Steve Loughran:"Hadoop uses RPC to chat between nodes; everything has custom
serialization and the heartbeats include data -tricks that work on
a LAN. But they have a hard time keeping clients and clusters in
Sync: what makes a workable and efficient protocol for the gigabit
LAN in the datacentre is not appropriate for client-cluster comms,
not when the clients aren't under control, or when they are a
distance away. I'd like to work on a good REST api there -something
like S3FS for storage, a pure REST model for Jobs too."
Me too. This issue (RPC) comes up for me from time to time - how to have a tight call model for what are essentially control messages, across a cluster of servers, without getting into
Binary lockstep (eg fine grained RMI or shunting Python pickles around) and the risk of a cyclic dependency so large you can barely see it.
The inability to examine problems with standard tools like wireshark without a decodec. This applies to any binary wire protocol, including base 64'd XML.
Designing some cross language type system
I'm down to 3 options:
Forget RPC, use HTTP calls to post state
Use XMPP messaging and pub/sub
Use RPC but with JSON as your wire format.
All of which abide by the notion that if you must ship non-documents, then ship using a handful of data structures (list, dict) and a limited number of scalar types (unicode strings, numbers, iso-dates, booleans).

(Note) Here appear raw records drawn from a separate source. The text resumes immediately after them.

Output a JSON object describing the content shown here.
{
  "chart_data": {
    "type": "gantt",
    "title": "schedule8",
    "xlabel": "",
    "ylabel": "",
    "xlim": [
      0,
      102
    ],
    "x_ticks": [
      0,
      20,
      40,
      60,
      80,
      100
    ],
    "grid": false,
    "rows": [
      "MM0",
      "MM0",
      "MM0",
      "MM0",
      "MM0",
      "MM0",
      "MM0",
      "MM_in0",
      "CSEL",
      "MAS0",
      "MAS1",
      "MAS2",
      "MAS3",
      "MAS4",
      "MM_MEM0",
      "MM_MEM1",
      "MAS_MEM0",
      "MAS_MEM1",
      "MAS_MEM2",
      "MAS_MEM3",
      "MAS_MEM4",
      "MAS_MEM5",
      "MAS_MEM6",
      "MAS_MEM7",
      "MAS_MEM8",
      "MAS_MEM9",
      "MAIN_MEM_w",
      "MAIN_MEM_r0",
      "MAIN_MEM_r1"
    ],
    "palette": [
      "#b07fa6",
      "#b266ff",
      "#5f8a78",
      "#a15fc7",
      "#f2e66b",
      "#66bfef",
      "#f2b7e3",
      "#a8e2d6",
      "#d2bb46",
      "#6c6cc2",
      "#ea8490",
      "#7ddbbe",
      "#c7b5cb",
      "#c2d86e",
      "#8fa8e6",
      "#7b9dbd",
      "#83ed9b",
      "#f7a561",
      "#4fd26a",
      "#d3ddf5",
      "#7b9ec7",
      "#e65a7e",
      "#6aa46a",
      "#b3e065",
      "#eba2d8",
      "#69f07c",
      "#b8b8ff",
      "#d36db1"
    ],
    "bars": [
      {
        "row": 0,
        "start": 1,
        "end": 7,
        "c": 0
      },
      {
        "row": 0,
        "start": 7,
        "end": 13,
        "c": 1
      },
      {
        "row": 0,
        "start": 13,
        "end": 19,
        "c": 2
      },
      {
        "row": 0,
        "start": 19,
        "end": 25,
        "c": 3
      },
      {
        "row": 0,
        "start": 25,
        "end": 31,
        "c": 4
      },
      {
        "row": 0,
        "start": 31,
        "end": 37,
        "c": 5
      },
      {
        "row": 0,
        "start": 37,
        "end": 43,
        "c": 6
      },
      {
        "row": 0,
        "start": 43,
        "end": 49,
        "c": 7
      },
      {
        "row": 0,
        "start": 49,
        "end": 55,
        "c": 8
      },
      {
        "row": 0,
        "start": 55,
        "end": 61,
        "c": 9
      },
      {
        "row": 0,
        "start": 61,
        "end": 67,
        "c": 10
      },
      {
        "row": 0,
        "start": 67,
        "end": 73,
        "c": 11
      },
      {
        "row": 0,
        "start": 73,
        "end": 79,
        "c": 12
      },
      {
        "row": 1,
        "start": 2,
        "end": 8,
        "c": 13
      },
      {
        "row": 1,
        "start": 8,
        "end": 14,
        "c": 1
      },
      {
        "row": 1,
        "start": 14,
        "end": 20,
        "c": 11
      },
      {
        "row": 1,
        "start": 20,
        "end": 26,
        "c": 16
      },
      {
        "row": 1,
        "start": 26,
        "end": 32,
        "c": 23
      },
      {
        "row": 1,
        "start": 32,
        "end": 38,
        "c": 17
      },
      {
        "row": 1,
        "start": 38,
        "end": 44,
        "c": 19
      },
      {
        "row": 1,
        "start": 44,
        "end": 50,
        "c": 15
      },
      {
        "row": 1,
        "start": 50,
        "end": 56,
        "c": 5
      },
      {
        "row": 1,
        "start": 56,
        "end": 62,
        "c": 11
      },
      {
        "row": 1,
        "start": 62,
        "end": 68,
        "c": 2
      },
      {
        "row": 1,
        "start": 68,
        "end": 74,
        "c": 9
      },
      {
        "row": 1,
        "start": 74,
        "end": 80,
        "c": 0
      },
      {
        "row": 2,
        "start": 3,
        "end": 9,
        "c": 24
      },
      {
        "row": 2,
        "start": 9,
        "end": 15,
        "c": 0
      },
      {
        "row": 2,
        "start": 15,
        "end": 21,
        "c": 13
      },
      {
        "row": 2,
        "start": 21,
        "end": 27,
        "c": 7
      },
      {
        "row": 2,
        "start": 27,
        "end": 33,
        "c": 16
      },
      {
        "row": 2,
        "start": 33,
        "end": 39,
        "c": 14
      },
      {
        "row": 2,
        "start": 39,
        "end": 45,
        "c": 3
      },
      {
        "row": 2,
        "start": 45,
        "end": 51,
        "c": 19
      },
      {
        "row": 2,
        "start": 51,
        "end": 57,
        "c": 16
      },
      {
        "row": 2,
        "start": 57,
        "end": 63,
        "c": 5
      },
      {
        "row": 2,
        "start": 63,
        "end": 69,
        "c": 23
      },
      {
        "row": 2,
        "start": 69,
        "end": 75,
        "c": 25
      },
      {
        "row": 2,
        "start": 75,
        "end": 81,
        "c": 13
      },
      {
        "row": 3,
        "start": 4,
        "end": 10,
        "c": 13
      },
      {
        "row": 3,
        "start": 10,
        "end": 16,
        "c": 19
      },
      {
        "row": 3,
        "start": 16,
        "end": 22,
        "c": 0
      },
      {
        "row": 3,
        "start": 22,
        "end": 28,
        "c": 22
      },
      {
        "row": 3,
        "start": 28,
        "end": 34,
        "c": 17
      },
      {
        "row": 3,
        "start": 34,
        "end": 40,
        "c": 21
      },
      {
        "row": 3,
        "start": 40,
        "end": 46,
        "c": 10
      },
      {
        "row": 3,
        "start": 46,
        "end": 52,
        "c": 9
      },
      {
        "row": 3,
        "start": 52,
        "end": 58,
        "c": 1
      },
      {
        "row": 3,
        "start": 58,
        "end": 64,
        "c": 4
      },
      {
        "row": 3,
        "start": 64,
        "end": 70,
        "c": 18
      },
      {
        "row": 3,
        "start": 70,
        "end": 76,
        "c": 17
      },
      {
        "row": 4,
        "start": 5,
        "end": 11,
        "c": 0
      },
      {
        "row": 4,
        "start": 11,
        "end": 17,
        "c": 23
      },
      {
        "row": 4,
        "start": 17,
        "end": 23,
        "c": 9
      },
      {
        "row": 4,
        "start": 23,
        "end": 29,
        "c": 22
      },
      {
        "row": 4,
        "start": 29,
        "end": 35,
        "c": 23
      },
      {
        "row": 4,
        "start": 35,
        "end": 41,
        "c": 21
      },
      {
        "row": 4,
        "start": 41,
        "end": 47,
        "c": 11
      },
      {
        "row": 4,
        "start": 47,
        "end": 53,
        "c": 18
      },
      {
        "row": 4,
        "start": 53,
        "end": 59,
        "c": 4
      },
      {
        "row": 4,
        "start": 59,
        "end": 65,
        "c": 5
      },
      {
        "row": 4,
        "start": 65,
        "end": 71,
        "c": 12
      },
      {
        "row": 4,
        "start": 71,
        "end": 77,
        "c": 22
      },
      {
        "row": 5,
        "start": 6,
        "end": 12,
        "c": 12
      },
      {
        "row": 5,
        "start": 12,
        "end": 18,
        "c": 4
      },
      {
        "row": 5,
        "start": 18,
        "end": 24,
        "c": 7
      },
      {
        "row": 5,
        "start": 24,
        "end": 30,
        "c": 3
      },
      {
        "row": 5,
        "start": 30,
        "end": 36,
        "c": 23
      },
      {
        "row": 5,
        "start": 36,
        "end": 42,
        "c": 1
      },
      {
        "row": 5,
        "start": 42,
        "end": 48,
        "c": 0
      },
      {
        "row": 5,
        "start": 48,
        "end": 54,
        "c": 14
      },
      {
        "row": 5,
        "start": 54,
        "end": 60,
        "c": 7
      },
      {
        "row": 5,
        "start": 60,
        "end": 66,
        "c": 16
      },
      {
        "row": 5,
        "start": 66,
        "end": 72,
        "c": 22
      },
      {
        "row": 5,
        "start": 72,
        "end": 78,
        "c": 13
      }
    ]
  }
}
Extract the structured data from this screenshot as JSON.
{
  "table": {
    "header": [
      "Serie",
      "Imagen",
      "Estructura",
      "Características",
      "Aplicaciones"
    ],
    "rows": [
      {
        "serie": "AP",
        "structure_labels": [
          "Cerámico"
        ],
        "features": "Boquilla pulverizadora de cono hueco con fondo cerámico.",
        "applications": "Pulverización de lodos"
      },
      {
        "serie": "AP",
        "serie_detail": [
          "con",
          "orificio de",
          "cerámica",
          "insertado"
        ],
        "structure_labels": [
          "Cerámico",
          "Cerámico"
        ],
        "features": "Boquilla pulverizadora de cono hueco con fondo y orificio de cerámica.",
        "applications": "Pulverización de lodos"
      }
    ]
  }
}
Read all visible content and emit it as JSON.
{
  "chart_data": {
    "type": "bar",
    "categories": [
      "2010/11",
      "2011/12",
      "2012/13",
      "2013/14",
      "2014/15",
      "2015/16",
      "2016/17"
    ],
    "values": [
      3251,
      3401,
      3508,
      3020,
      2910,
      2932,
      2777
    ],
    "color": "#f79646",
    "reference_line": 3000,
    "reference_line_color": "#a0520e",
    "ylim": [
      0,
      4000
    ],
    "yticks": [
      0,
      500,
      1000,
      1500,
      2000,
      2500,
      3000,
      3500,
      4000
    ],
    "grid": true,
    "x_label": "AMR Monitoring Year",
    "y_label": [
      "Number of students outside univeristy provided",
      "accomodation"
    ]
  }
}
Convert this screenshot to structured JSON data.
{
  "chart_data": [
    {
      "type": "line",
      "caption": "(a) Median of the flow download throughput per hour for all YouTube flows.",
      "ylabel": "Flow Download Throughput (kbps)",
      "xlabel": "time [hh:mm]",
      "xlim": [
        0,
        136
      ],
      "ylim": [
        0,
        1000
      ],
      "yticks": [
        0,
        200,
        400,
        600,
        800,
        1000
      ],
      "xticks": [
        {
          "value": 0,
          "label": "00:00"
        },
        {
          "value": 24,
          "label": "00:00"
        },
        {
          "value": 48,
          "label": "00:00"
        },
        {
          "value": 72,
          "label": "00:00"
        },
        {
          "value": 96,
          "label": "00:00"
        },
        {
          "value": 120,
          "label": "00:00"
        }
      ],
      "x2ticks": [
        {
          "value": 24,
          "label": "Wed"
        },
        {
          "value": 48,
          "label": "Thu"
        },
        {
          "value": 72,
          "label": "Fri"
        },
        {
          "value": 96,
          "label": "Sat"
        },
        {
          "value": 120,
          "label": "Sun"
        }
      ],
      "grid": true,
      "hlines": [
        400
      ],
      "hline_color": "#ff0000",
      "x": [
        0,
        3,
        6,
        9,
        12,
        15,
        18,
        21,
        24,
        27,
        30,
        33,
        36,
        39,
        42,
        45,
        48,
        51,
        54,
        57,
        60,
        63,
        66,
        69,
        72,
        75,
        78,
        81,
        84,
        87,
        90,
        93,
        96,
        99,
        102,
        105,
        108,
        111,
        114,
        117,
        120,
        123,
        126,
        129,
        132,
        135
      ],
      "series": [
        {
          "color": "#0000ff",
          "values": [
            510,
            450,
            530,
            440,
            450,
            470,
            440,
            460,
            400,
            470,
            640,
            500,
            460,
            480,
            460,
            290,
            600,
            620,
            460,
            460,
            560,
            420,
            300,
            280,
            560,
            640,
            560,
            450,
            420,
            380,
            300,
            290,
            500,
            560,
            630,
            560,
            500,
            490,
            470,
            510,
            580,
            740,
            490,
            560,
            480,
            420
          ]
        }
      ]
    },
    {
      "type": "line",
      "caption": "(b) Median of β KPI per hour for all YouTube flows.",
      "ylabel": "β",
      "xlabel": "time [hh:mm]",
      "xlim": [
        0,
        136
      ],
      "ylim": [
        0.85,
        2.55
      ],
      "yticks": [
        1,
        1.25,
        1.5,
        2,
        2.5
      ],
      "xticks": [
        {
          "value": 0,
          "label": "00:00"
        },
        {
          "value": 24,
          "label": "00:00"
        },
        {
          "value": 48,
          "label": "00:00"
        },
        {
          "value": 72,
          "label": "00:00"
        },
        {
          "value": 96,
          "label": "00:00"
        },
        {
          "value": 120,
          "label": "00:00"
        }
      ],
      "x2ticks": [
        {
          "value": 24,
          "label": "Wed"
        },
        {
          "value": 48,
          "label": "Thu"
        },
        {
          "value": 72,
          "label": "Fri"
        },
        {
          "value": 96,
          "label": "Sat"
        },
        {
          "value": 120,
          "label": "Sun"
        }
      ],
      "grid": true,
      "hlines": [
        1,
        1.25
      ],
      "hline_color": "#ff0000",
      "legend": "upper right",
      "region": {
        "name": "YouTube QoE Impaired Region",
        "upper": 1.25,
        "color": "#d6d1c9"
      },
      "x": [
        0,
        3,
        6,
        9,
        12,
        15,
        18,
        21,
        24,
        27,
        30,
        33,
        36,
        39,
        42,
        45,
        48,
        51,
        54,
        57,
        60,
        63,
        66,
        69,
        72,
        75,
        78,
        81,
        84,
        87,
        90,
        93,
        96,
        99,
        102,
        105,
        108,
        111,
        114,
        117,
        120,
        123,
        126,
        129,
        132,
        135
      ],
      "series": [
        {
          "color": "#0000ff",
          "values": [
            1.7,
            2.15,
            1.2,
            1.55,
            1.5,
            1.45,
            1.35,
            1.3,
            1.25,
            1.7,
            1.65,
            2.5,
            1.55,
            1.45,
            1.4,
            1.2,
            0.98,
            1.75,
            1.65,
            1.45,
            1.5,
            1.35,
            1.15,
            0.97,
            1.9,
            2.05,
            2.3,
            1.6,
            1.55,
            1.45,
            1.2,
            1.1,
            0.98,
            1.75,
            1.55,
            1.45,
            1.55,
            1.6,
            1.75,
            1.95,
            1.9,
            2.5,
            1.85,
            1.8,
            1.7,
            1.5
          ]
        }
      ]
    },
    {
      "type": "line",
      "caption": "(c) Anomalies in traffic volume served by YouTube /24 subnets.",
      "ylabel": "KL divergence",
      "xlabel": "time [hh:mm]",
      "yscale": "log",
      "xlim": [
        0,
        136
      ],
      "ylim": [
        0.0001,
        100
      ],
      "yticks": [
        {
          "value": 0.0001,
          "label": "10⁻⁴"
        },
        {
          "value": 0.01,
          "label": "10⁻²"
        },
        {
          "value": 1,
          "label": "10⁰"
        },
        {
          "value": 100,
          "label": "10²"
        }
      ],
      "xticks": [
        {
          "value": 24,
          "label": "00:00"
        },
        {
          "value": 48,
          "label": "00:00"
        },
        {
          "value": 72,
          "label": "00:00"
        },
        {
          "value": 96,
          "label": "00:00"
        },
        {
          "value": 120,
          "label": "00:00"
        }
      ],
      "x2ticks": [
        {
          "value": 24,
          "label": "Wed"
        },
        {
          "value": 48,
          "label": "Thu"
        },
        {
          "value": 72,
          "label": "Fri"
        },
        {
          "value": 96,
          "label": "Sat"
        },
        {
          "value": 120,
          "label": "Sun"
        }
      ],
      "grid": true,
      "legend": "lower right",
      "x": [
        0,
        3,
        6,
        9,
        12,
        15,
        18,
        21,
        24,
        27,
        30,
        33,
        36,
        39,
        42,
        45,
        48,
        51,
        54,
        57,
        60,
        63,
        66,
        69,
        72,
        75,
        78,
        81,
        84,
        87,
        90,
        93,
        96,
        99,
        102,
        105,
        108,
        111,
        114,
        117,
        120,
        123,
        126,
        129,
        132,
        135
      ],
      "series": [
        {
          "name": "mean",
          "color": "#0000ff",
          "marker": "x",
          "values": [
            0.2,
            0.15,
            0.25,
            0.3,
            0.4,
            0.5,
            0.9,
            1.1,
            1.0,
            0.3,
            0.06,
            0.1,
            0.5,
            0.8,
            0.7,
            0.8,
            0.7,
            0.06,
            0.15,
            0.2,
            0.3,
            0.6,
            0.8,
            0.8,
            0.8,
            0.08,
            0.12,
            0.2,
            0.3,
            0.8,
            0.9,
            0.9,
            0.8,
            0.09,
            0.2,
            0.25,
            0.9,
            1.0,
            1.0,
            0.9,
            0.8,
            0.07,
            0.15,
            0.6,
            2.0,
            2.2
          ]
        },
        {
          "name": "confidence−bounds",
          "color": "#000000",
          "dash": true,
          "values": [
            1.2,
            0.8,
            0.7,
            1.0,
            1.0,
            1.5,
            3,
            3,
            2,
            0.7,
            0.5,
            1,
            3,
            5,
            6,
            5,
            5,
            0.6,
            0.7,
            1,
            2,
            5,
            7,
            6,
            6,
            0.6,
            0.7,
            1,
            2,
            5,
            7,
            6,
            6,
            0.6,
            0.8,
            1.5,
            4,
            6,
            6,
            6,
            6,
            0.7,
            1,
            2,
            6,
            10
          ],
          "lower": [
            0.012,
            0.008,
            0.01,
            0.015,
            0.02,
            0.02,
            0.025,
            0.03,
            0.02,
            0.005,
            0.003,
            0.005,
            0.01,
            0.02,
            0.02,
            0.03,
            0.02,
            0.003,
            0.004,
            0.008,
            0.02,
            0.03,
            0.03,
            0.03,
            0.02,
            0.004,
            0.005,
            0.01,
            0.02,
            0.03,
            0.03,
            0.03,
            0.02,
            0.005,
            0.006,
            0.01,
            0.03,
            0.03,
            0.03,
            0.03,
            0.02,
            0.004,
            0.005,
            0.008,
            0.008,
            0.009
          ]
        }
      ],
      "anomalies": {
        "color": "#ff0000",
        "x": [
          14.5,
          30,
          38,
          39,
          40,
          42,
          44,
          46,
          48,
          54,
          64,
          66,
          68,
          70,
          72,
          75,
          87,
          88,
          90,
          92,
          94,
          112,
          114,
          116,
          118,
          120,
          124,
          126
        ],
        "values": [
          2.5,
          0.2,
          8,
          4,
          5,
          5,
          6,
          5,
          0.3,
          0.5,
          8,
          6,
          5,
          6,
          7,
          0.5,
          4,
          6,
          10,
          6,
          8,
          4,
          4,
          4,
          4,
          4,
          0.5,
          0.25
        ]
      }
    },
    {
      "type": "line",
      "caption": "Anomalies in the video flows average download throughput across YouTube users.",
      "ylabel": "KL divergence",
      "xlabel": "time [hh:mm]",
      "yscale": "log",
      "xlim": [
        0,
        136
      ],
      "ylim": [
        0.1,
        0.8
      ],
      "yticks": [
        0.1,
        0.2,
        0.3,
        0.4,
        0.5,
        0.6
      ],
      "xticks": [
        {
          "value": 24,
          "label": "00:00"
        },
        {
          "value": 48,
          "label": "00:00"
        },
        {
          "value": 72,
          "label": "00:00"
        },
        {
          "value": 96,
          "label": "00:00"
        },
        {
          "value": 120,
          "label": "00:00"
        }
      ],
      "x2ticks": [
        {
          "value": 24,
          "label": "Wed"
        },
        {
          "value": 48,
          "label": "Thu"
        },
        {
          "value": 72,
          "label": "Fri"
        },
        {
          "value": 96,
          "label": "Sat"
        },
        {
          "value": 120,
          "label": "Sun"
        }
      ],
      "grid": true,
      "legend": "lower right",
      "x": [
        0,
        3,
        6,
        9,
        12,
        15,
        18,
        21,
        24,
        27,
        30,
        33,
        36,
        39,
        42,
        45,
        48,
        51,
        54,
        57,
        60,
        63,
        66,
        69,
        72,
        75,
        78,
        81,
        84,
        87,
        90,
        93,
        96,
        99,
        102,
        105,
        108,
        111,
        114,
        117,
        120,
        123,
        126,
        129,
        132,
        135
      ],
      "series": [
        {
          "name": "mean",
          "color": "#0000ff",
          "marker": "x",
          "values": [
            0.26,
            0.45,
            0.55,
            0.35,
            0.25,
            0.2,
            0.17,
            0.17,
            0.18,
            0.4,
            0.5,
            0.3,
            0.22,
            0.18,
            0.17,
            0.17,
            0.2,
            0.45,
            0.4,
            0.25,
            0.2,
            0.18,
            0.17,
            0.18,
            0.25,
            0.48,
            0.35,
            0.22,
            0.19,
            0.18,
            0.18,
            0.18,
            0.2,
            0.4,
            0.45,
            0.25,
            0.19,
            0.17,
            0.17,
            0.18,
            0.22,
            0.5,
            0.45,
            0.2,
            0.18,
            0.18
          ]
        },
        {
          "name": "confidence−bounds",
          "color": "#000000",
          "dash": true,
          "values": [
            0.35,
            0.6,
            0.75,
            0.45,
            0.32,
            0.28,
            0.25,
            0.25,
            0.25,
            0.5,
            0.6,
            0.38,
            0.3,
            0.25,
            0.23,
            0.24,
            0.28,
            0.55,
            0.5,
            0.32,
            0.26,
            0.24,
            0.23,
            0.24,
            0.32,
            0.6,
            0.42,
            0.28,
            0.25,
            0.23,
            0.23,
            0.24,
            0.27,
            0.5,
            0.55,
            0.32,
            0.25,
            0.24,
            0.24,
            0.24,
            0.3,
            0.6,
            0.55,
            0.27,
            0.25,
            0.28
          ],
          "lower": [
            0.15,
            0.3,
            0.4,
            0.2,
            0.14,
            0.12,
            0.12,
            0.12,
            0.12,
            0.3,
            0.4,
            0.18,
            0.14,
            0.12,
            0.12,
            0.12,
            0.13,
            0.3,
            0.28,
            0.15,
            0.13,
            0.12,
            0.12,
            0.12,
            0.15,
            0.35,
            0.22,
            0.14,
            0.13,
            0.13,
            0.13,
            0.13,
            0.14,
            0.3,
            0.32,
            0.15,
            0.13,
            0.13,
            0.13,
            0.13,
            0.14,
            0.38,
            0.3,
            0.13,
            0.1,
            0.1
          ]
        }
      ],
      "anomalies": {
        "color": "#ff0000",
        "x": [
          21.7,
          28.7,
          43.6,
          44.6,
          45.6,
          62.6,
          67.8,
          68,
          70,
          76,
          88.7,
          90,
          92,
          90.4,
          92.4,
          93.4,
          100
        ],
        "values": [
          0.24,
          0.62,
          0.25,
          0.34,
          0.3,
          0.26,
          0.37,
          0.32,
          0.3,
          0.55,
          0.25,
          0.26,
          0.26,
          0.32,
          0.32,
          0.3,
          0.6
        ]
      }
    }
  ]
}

In other words JSON is the sweet spot of type driven interop.
Steve Vinoski:"For years we’ve known RPC and its descendants to be fundamentally
flawed, yet many still willingly use the approach. Why? I believe the
reason is simply convenience. Regardless of RPC’s
well-understood problems, many developers continue to go down the
RPC-oriented path because it conveniently fits the abstractions of the
popular general-purpose programming languages they limit themselves to
using. Making a function or method call to a remote or distributed
function, object, or service appear just like any other function or
method call allows such developers to stay within the comfortable
confines of their language. Those who choose this approach essentially
decide that developer convenience and comfort is more important than
dealing with hard distribution issues like latency, concurrency,
reliability, scalability, and partial failure."
All important, but binary on the wire messages and lockstepped upgrades are a massive problem as well. IOW a core practical issue with RPC is sending non-text around.
It's interesting then, that Facebook thrift has gone into the Apache Incubator. It looks sort of like JSON but has so-90s stuff like signed integer types.